Wednesday, 8 May 2019


Tekkon kinkurîto 

Taiyō Matsumoto, 1994

In Taiyō Matsumoto’s Manga, two boys named Kuro and Shiro – “Black” and “White” - live in Treasure Town, under the delusion that they “rule” it as a delinquent duo called “The Cats”. However, the Yakuza have designs on converting this part of town into a theme park where money can be made. Whilst White’s babbling seems to be getting worse, Black takes on the Yakuza who unleash superhuman assassins and causes all kinds of trouble.

Of course, Black and White are Yin and Yang: White says numerous times that he has the screws that Black doesn’t have and vice versa. White is seemingly mentally challenged, digesting the world as a toddler who has just discovered he can count and make up songs even though he is about ten. Typically, this subjectivity is equated with innocence in a crazy world, but as these brothers are rendered through symbolism and archetypes, this is less reductive than it might have been. Their friend, the old man on the street, says that he doubts White would have survived if it wasn’t for Black. For Black’s part, he is old beyond his years, bloodthirsty and fearless to the point of foolishness. There is the typical philosophising that runs through Manga, but ‘Tekkonkinkreet’ stops short of the mawkishness that often mars Manga narratives and drags it into tedium; or rather it doesn’t dwell on its sentimentality so much that it gets in way of the action (indeed, each chapter is called a “skirmish”). 

‘Tekkonkonkreet’ is a mispronunciation of the Japanese word for concrete. Its superficial look is all-smiling and hectic, but this is misleading: the tone is despairing and downbeat and Kuro/Black really isn’t a smiley kid, being the dark half of the duo: violent, dour, psychotic: his smile is closer to the psychosis of Snake, the ever-grinning bad guy. Matsumoto’s artwork is often giddy, full of the upper regions and taking a bird’s eye view of the city of Takaramachi – “Treasure Town” – since The Cats seem to be able to defy gravity somewhat and constantly perch and live on rooftops. It’s often overcrowded, angular and slightly off-kilter from realism. Several characters – not least the central boys themselves – come with a streak of the surreal and superpowers, offset by the sad-sack slouch of many adults.

The mash-up of slightly Chosen One kids adventure and surreal Yakuza yarn give this an originality that the story would lack if these elements were independent of each other. Black and White are immediately arresting characters and the relatively straightforward telling means it’s direct and compelling right from the start whilst the art is packed full of dynamism. A. E. Sparrow writes:

"Indeed, it's the blending of traditional Japanese manga, European art-stylings and an indie-comic sensibility that push this book into a realm all its own."

It’s fierce and sentimental in equal measure, but it reaches a balance of surrealism and Manga nihilism that always fascinates. And the collection of the serial, ‘Tekkonkinkreet: Black & White’ is gorgeous.

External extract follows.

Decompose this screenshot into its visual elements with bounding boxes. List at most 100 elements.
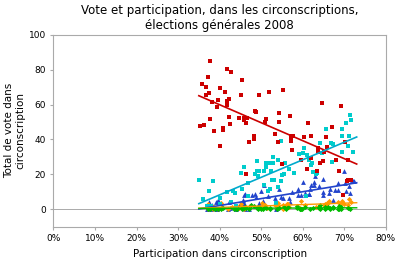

Michael Arias, 2006, Japan

Michael Arias’ film adaptation of ‘Tekkonkinkreet’ does the source full justice. The animation is often breath-taking, keeping the vertiginous perspective of Matsumoto’s original art. For example, the introductory longshot through the city alone is stunning. And likewise, although the design of the faces is cartoonish, the detail of the backgrounds is so chock-full that it surely would mostly prove impossible to take it all in. It often emulates elaborate crane-shots or follows the characters through the streets in a chase sequence, mimicking beats from the action genre and giving the film a more cinematic quality, opening up and getting intimate with the city. 

One of the reasons it succeeds is that it doesn’t mess with the story so much. There’s no need. However, it starts with The Cat’s the conflict with Dusk and Dawn which strikes as a wise choice, starting with a conflict that plays a future part in the plot instead of a random skirmish, but otherwise it hardly deviates. 

It’s an essential companion piece to Matsumoto’s graphic novel. The tone is downbeat but there’s joyful delirium in the art and Arias’ adaptation maintains that. ‘Tekkonkinkreet’ is familiar in its tropes but filtered through an oddness that makes it quite unique and hanging around the upper echelons of its peers.